Parce que les mots ont leurs limites mais un si grand pouvoir, Parce que l'écrit est ce qui restera de plus tangible de nos passages... Parce que l'intimité se crée par le langage, Et l'amitié par les lignes en partage.
Femmes qui courent avec les loups - Clarissa Pinkola Estés - Le livre de poche - 763 pages

Autour de ce livre, une complicité spontanée s’était instaurée. Une sorte de reconnaissance implicite.
En nous saluant au terminus de notre voyage, sans rien avoir pourtant lâché de nos vies, j’ai eu l’impression d’avoir été autorisée à accéder, un très bref instant, à son intériorité. Ensuite, chacune de nous deux retournait à sa vie. Derrière moi, je l’entendais informer les deux hommes sur le motif de ce court échange auquel, incrédules, ils avaient assisté.
Les femmes l’évoquent, se le recommandent (http://blogsissipaillette.over-blog.com/article-23839439.html), se murmurent le titre à l‘oreille (http://www.psycho21.com/blog/vitali/femmes-qui-courent-avec-les-loups), se l’offrent, se le transmettent…
Clarissa Pinkola Estés a œuvré 25 ans jusqu’à la parution de ce livre.
C’est le fruit d’une longue observation, favorisée par :
- sa pratique d’analysante habilitée et formée pour accompagner la descente dans l’inconscient et le processus de l’individuation
- l’antériorité globale des batailles, expériences et histoires féminines du monde
- sa propre histoire personnelle et familiale
- la collecte d’histoires, poèmes et contes dont elle est devenue dépositaire tout en y travaillant à son tour…
Les contes, plus particulièrement, lui permettent d’explorer, d’illustrer et d’expliquer les étapes de « ce processus graduel » qu’est le voyage vers le dessous, là où s’étend l’univers ineffable de la psyché.
Qu’elle se situe au début de son initiation ou déjà en route, chaque femme (ce livre n’est toutefois ni fermé ni opaque aux hommes !) trouvera dans cette œuvre remarquable une possibilité de se positionner dans son cheminement, d’en décrypter les signes, de comprendre en quoi consiste ce mystérieux parcours vers « La Femme Sauvage », de renouer avec leur nature instinctive…
« Quel que soit le nom qu’on lui donne, la force que personnifie La Loba enregistre le passé de tous et le passé du monde, parce que génération après génération, elle a survécu et qu’elle n’a plus d’âge… Cette ancienne, la Vieille Qui Sait, nous la portons en nous. Elle s’épanouit au plus profond de l’âme-psyché des femmes. Elle habite cet espace du temps où l’âme du loup et celle de la femme se rencontrent; où l’esprit et l’instinct se mêlent, où la vie profonde assoit la vie de ce monde.
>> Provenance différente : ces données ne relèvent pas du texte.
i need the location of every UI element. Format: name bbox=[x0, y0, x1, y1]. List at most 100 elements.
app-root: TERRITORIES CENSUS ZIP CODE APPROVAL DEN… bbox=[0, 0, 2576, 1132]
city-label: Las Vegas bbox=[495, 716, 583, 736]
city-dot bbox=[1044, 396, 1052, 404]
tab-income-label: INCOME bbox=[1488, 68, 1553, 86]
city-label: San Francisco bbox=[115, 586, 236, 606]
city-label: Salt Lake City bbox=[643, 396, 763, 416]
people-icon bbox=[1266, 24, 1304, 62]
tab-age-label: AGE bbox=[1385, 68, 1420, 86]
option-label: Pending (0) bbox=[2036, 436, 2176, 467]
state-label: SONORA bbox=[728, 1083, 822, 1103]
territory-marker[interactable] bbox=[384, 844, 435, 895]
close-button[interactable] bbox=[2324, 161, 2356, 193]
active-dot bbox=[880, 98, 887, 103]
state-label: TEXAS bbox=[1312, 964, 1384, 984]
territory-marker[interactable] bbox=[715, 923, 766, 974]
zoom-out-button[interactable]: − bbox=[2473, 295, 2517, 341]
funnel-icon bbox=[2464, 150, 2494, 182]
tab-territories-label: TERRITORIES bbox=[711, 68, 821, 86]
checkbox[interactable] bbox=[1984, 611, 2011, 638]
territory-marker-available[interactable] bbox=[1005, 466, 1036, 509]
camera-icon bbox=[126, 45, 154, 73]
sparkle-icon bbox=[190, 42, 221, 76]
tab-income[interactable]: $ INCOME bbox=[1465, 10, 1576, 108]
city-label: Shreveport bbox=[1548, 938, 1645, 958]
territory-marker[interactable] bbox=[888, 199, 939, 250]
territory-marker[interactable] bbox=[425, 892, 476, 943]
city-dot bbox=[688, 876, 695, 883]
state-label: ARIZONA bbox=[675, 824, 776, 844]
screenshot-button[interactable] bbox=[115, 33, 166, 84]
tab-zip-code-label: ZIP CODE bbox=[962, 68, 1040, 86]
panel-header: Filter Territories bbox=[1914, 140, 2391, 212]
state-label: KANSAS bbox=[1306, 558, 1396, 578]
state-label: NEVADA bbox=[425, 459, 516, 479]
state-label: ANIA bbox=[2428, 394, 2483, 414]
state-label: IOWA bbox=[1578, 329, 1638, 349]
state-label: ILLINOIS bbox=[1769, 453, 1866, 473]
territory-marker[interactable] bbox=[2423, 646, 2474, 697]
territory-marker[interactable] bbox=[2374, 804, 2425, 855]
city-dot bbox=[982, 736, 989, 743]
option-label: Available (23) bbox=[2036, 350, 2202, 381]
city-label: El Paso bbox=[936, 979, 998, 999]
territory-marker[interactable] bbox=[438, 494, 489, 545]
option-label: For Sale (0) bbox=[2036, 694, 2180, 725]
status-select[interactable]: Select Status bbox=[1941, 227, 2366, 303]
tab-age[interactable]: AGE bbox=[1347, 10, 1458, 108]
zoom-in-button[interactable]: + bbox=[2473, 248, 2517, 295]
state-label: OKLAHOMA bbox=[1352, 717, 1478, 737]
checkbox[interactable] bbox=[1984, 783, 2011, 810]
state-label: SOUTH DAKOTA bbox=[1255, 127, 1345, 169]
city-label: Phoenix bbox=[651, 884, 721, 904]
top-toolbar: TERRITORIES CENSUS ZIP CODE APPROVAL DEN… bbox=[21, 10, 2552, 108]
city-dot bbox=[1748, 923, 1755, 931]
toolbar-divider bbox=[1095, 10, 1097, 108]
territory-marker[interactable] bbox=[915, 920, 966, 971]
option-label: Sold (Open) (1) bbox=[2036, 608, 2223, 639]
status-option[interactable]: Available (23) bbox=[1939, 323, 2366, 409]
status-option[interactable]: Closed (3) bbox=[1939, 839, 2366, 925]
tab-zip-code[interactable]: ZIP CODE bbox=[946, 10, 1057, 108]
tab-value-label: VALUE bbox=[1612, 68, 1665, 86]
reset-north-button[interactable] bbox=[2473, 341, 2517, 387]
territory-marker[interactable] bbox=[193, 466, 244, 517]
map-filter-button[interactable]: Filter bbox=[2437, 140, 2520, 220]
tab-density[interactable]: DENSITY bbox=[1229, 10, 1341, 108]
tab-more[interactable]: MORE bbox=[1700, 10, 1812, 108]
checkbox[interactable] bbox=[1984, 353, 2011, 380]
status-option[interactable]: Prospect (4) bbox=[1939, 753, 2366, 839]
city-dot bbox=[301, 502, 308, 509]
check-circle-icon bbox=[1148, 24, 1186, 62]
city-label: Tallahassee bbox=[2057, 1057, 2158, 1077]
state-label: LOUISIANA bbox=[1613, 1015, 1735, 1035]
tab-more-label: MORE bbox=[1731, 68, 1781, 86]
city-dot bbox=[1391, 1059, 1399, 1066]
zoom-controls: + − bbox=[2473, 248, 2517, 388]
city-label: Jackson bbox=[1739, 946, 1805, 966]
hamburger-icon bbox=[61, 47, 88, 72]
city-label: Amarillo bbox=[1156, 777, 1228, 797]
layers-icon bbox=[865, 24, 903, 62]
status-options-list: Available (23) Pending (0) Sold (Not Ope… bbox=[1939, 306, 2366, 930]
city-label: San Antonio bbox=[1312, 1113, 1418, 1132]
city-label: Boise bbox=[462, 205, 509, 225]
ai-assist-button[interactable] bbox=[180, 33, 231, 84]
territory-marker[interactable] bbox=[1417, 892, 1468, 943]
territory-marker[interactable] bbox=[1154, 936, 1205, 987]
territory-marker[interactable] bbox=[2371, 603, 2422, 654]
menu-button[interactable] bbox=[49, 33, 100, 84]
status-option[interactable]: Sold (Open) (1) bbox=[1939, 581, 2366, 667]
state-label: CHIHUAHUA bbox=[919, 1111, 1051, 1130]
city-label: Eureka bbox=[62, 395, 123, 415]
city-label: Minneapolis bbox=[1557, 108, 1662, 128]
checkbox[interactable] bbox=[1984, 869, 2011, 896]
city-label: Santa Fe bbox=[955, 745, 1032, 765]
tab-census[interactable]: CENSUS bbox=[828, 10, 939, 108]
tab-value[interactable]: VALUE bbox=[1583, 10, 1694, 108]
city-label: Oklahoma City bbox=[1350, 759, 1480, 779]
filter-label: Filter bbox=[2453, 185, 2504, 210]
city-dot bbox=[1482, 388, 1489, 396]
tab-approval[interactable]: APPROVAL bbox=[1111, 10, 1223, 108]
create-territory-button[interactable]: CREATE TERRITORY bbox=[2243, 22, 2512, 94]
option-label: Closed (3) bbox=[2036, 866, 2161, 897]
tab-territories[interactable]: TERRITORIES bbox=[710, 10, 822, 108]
C’est le point où se rejoignent et s’embrassent le « je » et le « Tu », l’endroit où, en esprit, les femmes courent avec les loups.
Cette vieille femme se tient entre deux mondes : celui du rationnel et celui du mythe. Elle est leur articulation. Cet entre-deux est le lieu inexplicable que nous reconnaissons lorsque nous en faisons l’expérience, mais si nous essayons d’en saisir les nuances, elles nous échappent et changent de forme, sauf si nous passons par la poésie, la musique, la danse, ou les histoires… le lieu où les choses sont et ne sont pas encore, où les ombres ont une substance et où la substance est transparente….
Elle est ce qu’elle est et elle le reste, quels que soient les noms qu’on lui donne, noms anciens ou noms nouveaux, La Que Sabe, Celle qui Sait, la Femme Sauvage, La Loba…L’archétype est partout présent et pourtant on ne peut le voir, au sens habituel du terme. Ce qu’il révèle de lui dans l’obscurité n’est pas nécessairement visible en pleine lumière. »

Clarissa Pinkola-Estés est psychanalyste, docteur en ethnologie et en psychologie. Elle a dirigé le centre Carl-Gustav Jung à Denver. Son premier livre, Femmes qui courent avec les loups (Grasset, 1996), est une référence dans le monde entier. Elle a également publié Le jardinier de l'Eden (Grasset, 1998) et Le don de l'histoire (Grasset,1999).